Вообще говоря, Анна Андреевна перестала переписываться с родными и друзьями, вероятно, после расстрела Гумилева, когда в 1925 году она была негласно объявлена опальным поэтом. Это длилось многие годы с перерывом только на время войны. Постоянный надзор грубо давал себя чувствовать. Особенно травмировала Ахматову перлюстрация ее переписки. Это ее угнетало до такой степени, что она начала писать письма почти телеграфным слогом. К тому же кто-то ее надоумил, что лагерные цензоры быстрее читают открытки, чем запечатанные письма. Поэтому она писала Леве на двух-трех, а то и четырех открытках подряд. Это оскорбляло и раздражало его. Тем более что Анна Андреевна писала, по его мнению, сухо. а она не могла выражать свои чувства, помня о чужих и враждебных глазах. Но тут я забежала вперед, в другую уже эпоху. Возвращаясь к сорок пятому году, повторю, что с наступлением победы на Леву посылались открытки матери. После многих перипетий он вернулся в Ленинград, где его ждала на
Фонтанке отдельная комната рядом с материнской. Любовь и согласие между ними, изредка нарушаемые неизбежными бытовыми стычками, длились до его последнего ареста в 1949 году.
Семилетняя разлука породила множество недоразумений между ними.
К несчастью, они завершились полной ссорой, омрачившей последние пять лет жизни Ахматовой.
Пока что мы находимся в середине этого пути. Но прежде чем двинуться вперед, ко многим годам моего общения с Ахматовой, нам придется вернуться назад, к той эпохе, которая уже описывалась мною в прежних публикациях. Ведь даже самые талантливые
“шестидесятники”, при всех своих заслугах и достоинствах, не могут представить себе' повседневную жизнь людей 30-х гдов. Уних все сливается в один мутный поток “советского образа жизни”, как будто все семьдесят лет он был одинаков.

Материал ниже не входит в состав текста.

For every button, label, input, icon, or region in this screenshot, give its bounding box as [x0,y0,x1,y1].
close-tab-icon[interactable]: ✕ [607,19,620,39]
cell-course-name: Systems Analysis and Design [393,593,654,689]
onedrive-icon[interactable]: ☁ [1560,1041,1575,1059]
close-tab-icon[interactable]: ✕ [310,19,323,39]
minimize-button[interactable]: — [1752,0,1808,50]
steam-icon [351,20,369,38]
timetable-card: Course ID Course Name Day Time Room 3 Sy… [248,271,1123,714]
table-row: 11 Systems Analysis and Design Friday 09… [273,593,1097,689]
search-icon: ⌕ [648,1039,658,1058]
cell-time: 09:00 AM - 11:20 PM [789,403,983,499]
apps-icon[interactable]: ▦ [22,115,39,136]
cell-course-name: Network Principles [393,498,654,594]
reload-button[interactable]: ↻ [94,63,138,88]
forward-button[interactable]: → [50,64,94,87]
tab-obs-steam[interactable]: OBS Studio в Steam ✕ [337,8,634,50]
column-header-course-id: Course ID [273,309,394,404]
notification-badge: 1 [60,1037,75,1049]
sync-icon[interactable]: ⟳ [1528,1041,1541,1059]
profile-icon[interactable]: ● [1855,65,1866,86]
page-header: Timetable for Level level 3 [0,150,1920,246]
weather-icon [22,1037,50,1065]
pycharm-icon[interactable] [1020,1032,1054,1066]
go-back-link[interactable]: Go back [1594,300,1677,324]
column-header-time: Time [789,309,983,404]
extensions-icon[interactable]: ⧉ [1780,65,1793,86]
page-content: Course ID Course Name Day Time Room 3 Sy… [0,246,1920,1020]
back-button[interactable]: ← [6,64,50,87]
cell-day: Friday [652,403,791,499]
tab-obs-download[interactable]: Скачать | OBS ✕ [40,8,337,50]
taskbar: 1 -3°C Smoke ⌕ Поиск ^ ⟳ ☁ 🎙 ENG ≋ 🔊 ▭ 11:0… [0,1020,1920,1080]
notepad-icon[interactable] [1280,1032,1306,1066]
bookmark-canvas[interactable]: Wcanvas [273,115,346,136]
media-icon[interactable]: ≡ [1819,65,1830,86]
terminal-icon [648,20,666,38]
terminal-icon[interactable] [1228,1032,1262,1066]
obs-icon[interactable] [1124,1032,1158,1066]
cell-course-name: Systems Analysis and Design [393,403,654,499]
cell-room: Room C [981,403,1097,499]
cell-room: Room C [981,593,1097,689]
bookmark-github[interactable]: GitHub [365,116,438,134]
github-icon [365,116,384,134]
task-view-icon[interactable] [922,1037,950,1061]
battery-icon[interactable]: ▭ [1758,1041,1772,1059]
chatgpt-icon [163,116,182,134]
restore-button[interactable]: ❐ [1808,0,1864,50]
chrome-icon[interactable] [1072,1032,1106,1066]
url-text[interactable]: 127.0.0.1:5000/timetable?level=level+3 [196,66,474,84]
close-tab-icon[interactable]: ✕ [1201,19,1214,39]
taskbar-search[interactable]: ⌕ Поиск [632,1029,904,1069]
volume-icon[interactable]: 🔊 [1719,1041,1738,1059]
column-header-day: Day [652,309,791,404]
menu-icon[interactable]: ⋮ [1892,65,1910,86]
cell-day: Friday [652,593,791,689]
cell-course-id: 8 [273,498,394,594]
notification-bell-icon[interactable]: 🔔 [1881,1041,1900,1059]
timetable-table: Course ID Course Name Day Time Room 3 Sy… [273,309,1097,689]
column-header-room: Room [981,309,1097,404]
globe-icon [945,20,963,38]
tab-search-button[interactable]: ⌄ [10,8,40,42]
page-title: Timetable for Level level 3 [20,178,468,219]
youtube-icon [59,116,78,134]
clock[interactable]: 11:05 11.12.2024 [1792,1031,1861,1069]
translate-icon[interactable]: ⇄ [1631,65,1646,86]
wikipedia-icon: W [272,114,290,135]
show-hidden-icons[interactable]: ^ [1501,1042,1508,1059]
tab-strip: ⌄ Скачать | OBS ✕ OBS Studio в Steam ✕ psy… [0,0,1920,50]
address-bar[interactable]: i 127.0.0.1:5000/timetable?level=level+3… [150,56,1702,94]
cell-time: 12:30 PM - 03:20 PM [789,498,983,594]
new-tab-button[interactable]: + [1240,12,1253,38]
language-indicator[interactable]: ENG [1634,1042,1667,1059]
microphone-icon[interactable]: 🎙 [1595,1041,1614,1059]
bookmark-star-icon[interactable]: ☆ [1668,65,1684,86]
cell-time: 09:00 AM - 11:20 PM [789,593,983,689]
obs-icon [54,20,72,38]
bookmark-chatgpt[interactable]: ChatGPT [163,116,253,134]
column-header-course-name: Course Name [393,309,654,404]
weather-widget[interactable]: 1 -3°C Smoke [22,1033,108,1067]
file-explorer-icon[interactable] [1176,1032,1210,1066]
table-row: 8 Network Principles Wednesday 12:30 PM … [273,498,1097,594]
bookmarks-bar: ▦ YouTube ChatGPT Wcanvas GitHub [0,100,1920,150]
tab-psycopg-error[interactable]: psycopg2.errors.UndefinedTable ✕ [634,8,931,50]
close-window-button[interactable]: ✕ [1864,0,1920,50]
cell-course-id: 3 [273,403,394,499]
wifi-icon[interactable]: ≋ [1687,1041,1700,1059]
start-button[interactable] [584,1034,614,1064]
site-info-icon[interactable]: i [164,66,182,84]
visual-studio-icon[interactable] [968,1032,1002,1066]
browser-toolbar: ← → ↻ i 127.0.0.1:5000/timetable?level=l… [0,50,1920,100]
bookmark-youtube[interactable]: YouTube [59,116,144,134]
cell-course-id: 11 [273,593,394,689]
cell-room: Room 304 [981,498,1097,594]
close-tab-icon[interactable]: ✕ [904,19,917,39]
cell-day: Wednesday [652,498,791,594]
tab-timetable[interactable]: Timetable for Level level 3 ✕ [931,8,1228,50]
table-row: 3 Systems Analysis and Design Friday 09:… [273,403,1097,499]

С Левой мои отношения на протяжении этих долгих лет, разумеется, менялись. Бывали длительные периоды полного отчуждения, даже вражды, но как бы итогом их я воспринимаю дарственную надпись на его прославленной книге “Этногенез и биосфера Земли”: “Милой
Эмме на память от Левы. 2/11 1991. Л. Гумилев”. На фоне его последних интервью по телевидению и в журналах эти простые, человечные слова звучат для меня как просветление в затемненном сознании. Они говорят мне не о тех 50-х годах, когда в память прошлого я спасала Льва от заброшенности в долголетнем лагере, а о тех же 30-х, о которых, повторяю, так мало знают новые поколения. И с первозданной яркостью вспыхивают в моей памяти интонации и жесты некогда любимых мною людей.

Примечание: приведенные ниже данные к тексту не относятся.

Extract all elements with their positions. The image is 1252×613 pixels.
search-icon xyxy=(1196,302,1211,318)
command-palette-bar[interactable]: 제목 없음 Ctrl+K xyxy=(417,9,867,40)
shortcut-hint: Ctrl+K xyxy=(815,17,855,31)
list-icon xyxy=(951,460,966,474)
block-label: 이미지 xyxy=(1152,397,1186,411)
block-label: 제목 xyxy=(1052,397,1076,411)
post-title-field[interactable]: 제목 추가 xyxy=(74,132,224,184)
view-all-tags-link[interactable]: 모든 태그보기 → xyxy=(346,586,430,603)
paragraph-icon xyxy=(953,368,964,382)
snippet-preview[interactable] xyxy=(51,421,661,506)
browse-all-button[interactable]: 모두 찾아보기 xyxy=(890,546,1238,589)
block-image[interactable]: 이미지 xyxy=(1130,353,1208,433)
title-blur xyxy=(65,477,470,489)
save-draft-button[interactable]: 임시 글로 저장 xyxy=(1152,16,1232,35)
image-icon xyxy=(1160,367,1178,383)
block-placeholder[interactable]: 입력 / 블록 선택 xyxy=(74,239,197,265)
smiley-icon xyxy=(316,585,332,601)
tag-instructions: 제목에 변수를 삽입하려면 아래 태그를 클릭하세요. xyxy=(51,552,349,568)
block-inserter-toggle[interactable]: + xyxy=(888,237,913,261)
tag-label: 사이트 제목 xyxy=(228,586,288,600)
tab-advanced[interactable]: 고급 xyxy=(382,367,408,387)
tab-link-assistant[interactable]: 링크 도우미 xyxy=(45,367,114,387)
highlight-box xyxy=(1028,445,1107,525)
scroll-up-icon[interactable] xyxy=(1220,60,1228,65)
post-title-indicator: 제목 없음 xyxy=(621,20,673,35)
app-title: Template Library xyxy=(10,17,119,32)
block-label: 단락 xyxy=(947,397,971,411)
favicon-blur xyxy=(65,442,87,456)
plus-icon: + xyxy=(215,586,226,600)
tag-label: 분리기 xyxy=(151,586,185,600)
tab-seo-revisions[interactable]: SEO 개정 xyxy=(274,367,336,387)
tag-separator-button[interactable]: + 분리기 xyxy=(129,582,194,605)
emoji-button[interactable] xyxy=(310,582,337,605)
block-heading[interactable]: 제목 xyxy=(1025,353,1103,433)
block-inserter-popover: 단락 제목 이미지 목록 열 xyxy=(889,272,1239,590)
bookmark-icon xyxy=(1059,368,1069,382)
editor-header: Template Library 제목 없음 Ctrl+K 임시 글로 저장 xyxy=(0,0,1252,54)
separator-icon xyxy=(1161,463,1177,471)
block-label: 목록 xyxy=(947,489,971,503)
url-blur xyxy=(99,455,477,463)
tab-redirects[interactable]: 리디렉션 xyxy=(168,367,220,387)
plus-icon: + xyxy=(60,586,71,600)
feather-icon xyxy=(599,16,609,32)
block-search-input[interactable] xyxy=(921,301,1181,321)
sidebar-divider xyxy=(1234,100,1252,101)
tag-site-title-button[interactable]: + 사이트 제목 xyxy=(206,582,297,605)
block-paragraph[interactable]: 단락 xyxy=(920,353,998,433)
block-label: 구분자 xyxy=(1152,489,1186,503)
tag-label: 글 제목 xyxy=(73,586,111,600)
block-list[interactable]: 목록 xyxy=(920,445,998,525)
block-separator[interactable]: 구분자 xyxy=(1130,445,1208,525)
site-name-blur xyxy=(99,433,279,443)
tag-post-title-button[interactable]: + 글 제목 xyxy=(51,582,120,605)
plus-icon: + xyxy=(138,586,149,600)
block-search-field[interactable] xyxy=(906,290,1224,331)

“Вы будете говорить, а мы будем слушать и понимать, слушать и понимать…” (из приветствия Мандельштама Ахматовой, приехавшей в Москву погостить в Нащокинском)
“Где мой дорогой мальчик?” (Мандельштам, не застав дома Левы, тоже гостившего в Нащокинском.) -
“Лева, не горбись… Никогда больше так не говори…” (Ахматова).

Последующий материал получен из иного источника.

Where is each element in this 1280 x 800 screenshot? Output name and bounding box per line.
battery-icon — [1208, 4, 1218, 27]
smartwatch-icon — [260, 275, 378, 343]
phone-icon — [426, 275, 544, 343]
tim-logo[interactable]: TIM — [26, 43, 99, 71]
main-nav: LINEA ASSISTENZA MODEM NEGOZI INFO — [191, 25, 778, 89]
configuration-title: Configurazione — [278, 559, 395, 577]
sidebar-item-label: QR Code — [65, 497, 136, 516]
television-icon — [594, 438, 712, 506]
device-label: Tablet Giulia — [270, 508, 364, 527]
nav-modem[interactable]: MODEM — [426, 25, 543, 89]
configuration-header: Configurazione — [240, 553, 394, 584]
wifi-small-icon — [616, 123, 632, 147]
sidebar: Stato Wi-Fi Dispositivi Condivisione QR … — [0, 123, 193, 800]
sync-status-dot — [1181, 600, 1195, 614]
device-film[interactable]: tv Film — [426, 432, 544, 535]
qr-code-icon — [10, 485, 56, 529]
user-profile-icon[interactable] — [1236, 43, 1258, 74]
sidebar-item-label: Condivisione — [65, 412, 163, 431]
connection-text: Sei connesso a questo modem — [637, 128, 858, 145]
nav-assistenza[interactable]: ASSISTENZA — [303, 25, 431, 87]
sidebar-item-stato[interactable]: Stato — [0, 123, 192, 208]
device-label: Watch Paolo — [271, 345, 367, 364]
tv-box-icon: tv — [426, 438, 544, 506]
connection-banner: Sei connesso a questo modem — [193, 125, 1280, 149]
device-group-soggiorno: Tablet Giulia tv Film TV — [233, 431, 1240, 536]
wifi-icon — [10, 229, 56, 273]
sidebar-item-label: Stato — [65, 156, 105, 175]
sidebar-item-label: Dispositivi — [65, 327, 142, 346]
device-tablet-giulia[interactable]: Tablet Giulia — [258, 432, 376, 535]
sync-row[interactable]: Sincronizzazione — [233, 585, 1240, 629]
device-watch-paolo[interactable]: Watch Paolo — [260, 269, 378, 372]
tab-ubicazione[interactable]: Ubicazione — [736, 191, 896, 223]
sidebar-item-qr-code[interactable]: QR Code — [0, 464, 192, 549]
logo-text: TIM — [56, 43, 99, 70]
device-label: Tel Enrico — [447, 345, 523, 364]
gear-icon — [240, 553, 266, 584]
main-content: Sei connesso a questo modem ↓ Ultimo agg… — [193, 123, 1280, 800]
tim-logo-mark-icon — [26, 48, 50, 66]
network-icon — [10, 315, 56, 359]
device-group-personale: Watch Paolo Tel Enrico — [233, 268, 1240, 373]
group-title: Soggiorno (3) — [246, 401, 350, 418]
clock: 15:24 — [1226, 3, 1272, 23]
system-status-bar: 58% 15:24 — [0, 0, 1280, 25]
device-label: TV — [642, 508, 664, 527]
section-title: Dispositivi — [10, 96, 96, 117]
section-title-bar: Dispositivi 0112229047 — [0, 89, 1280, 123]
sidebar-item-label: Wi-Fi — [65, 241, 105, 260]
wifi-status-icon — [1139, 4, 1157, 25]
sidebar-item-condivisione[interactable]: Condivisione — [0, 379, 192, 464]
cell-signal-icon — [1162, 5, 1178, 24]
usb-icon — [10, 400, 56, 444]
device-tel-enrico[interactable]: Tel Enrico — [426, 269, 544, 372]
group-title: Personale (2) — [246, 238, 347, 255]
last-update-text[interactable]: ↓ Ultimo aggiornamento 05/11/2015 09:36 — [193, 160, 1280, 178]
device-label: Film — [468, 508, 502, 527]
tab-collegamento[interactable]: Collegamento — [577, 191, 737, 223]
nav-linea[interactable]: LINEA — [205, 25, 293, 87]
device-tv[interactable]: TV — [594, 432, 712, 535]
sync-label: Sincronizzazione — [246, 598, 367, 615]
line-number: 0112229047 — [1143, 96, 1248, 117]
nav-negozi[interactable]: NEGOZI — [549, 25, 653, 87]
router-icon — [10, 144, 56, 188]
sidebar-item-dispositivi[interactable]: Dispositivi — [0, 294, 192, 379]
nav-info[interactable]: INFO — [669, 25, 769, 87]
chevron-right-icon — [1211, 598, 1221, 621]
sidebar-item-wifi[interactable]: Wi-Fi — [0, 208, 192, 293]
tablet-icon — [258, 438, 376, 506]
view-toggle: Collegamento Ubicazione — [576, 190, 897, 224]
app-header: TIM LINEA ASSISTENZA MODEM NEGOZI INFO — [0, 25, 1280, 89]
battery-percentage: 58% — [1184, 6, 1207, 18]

Когда расстреляли Гумилева, Леве было девять лет, школьники немедленно постановили не выдавать ему учебники, тогда они выдавались в самой школе, где самоуправление процветало даже в младших классах (из устных рассказов Ахматовой).
“К таким людям особый подход” (мое профсоюзное начальство о
Леве, за которого я хлопочу по просьбе Мандельштамов). И все-таки отказали.
“Он у нас” (телефонный звонок из ГПУ к Ахматовой в 1933 году, когда Лева попал в облаву в доме ученого-востоковеда Эбермана.
Рассказала Ахматова).
“Вы – саддукеи” (Лева, полемизируя с Надей, которая утверждает, что мы – бессознательные марксисты, и хвалит ЛЕФ).
“Мамочка, когда ты умрешь, я тебя не так буду хоронить” (Лева, выслушав рассказ о похоронах Эд. Багрицкого). “Йок…” (Лева с наслаждением произносит тюркские словечки, беседуя с Кузиным и
Леоновым – биологами, связанными в своей работе со Средней Азией.)
“Во всем Советском Союзе только два человека понимают Хлебникова
– Николай Иванович и Лева” (Ахматова).
“Марию Лев преследовал в пустыне… был Иосиф долготерпелив…”
(из “Сонета” Мандельштама о Марии Петровых, за которой оба ухаживали).
“Как это интересно! У меня было такое с Колей” (Мандельштам вспоминает свое любовное соперничество с Гумилевым из-за Ольги
Николаевны Гильдебрандт-Арбениной. См*.* его стихотворение “За то, что я руки твои не сумел удержать…” и гумилевскую “Ольгу”
– “Эльга, Эльга! – звучало над холмами”).
“Что ж она – сирена?” (Ахматова о Марии Петровых.)
“И ха-ха-ха, и хи-хи-хи…” (общая атмосфера в доме).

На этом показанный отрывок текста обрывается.